25 days x 3.200 reais = R$ 80.000 / month.
According to the cases presented above, we can conclude that in all models the cost values are similar to each other. Remember that we are based on avoidable AEs.
3. CONCLUSION
This study first showed that in several countries there are studies showing concern about mitigating AEs that occur in their institutions. It is worth noting that in the US this issue has been on the agenda for several decades and therefore risk monitoring and management measures are more mature in that market.
It also demonstrates a change in perception regarding the impact that adverse events can cause. It highlights the need to more carefully assess the consequences of these adverse events, such as medication errors, for the patient, family and institution. Unfortunately, adverse events, more specifically errors related to medication administration, occur much more frequently than they should, as shown by national and international studies on the subject, often resulting in longer hospital stays for patients.
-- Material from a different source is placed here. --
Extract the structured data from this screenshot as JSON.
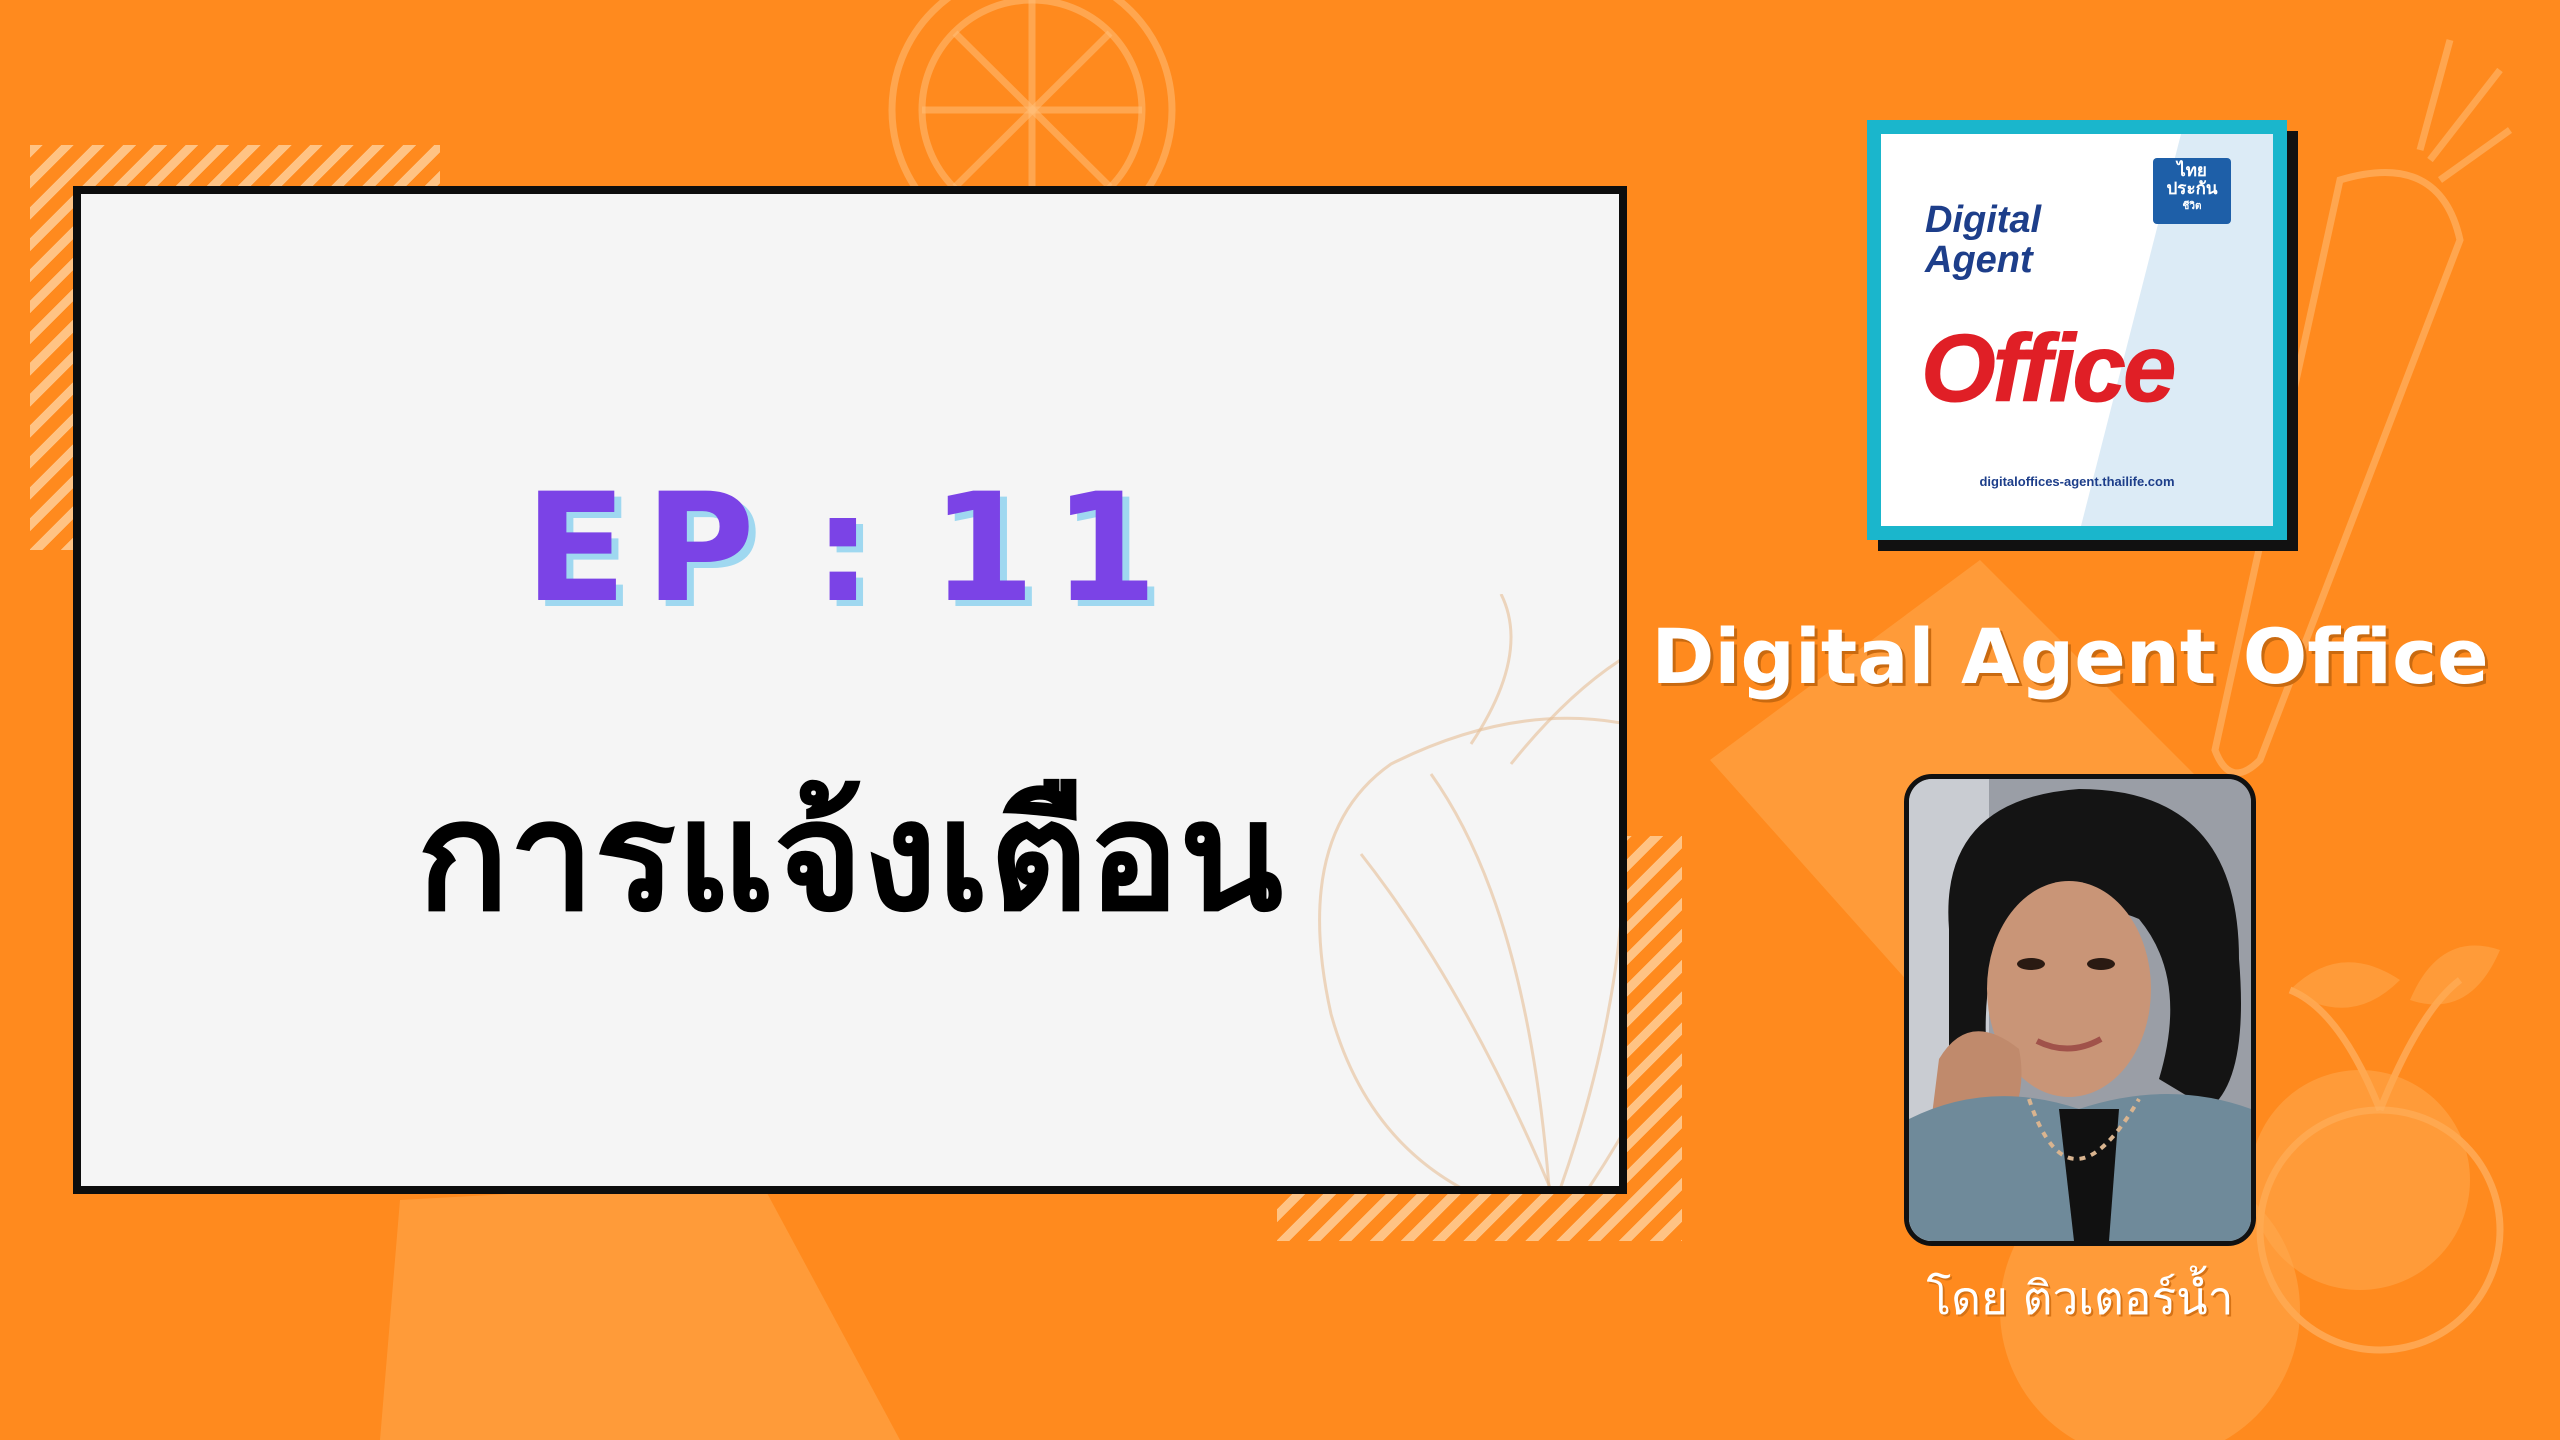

Another aspect to be considered is the fact that the financial importance used to treat adverse events with moderate, serious damage or even death could be invested in other areas, such as new technologies, new buildings, human resources, media, among others.
Therefore, it is important and urgent to study this subject, its discussions and especially new proposals to mitigate the risk of new AEs occurring.